本殿の御姿岩に参拝し、私は山道を下った。途中、土産物屋の女性に「梅まんじゅうはいかがですか?」と声をかけられる。店に入ると、籠の中には最後の1個。「残りものには福がありますよ」と勧められて、私はそれを買った。

「みそぎ橋で食べてくださいね」

——そうなんですか?

「そこで食べると、宝くじが当たります」

——本当に?

「本当に。もし当たったら、また報告に来てくださいね」

髙橋秀実『パワースポットはここですね』(新潮社)

彼女はにっこり微笑んでそう言った。当たるわけないだろう、と思ったのだが、せっかくなので私はみそぎ橋まで行って、橋のたもとで梅まんじゅうを食べた。

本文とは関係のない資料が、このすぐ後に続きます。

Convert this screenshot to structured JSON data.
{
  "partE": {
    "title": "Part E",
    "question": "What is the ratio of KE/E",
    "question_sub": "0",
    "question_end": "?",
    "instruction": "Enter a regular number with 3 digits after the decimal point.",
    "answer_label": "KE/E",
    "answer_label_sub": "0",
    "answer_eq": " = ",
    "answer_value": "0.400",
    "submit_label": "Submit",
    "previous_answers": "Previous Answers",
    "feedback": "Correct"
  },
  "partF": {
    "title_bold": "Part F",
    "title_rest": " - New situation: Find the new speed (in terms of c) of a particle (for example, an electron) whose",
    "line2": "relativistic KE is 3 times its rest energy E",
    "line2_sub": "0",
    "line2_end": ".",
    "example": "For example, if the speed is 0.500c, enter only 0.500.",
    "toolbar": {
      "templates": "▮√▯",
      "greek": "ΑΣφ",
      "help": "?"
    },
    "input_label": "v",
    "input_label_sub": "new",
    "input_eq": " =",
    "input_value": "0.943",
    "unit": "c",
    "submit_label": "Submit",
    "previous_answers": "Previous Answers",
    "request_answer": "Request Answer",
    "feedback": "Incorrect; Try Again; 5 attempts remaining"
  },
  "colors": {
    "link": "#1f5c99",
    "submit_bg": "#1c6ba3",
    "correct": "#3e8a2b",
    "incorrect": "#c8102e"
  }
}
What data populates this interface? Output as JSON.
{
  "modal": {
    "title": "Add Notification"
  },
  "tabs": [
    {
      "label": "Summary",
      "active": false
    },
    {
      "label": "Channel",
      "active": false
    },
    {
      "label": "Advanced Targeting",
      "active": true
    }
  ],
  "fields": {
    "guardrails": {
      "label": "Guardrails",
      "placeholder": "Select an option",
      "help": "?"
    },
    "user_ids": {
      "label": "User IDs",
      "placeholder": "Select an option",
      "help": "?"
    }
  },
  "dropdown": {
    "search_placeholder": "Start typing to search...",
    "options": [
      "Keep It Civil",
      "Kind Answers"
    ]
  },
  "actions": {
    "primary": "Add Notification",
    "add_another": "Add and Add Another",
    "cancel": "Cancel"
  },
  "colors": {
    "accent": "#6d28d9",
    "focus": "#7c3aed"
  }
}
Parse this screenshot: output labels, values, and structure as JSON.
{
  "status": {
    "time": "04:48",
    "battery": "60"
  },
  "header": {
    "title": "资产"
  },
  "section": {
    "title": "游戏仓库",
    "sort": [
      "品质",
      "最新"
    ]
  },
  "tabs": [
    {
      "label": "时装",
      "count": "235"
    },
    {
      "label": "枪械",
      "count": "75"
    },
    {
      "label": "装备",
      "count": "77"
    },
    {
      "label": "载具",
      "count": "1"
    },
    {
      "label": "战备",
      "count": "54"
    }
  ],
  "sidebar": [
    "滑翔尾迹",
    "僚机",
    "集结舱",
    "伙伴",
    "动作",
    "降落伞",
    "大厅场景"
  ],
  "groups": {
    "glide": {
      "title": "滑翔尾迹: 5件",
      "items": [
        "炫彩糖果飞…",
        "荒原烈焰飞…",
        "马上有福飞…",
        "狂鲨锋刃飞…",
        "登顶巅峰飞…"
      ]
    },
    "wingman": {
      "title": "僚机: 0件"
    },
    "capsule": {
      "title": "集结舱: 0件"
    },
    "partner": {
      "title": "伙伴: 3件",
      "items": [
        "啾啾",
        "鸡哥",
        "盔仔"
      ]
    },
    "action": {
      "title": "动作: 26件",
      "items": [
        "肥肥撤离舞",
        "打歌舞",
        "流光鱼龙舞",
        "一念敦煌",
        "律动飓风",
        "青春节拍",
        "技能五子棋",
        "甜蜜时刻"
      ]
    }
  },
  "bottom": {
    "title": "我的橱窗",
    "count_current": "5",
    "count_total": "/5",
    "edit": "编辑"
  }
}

社殿ではなく、ここがパワースポットということか。空腹のせいか甘さが体に染み入る。そして鳥居を抜けると達成感を覚え、なぜか「いい予感」がした。

いいことがあるような気がする。

結果は別として、とりあえず今は予感を味わおう。とりあえずパワースポット。勘違いかもしれないが、私は日本文化の鉱脈を発見したような気分になったのである。

※本文の旧字は一部、新字に改めました。